The Wave (iii) targets have pushed a little higher since the G-7 meeting but alas it looks as if they didn't use enough ammo. The sub-waves are back on track with a little higher targets now except the Composite which has a much higher target. That would suggest a 'Blow Off' move as the SPX & DOW approach their wave (iii) Targets,but that is speculative. Patience is the Key.
Trying to 'Short' the top of the wave is playing with Fire,some may get lucky but most will not.The correct place to short or play an inverse ETF would be on the "retest" of the broken support, I.E. a wave ii.
I also still believe that Gold will rise as the Us Dollar rises, albeit as counter trend pullbacks with in a Bullish scenario.
One must remember that 2x inverse Elliott wave counts on the larger wave scale run deeper than 1x, the bottom of iv can occur Below the top of wave I. So the buy & sells should be coordinated off the 1x equity.

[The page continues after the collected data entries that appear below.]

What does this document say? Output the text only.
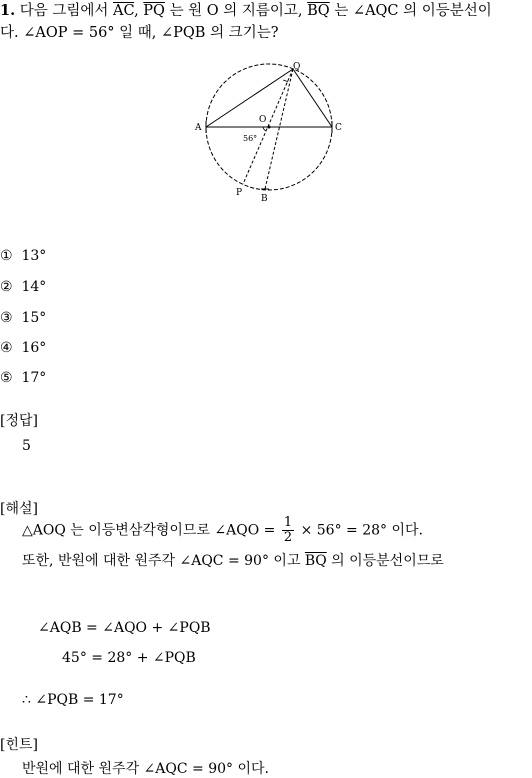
1. 다음 그림에서 $\overline{AC}$, $\overline{PQ}$ 는 원 O 의 지름이고, $\overline{BQ}$ 는 ∠AQC 의 이등분선이
다. ∠AOP = 56° 일 때, ∠PQB 의 크기는?
Q
A	C
O
P
B
56°
① 13°
② 14°
③ 15°
④ 16°
⑤ 17°
[정답]
5
[해설]
△AOQ 는 이등변삼각형이므로 ∠AQO = $\frac{1}{2} \times 56^\circ = 28^\circ$ 이다.
또한, 반원에 대한 원주각 ∠AQC = 90° 이고 $\overline{BQ}$ 의 이등분선이므로
∠AQB = ∠AQO + ∠PQB
45° = 28° + ∠PQB
∴ ∠PQB = 17°
[힌트]
반원에 대한 원주각 ∠AQC = 90° 이다.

I personally like the 3x ETF's because experience has shown they follow the wave structure better.
I learned a very Hard lesson on Holding 2x inverse ETF's on a anticipated wave count. (IE, lost monies)
Any one wanting to hold a more longer term Inverse ETF,should stick to a 1x, such as SH (SPX).
PS, i'm watching for one more low in Gold,but it should not get any higher (spot price this morning is 1 pt above wave iv target) or a different scenario is happening.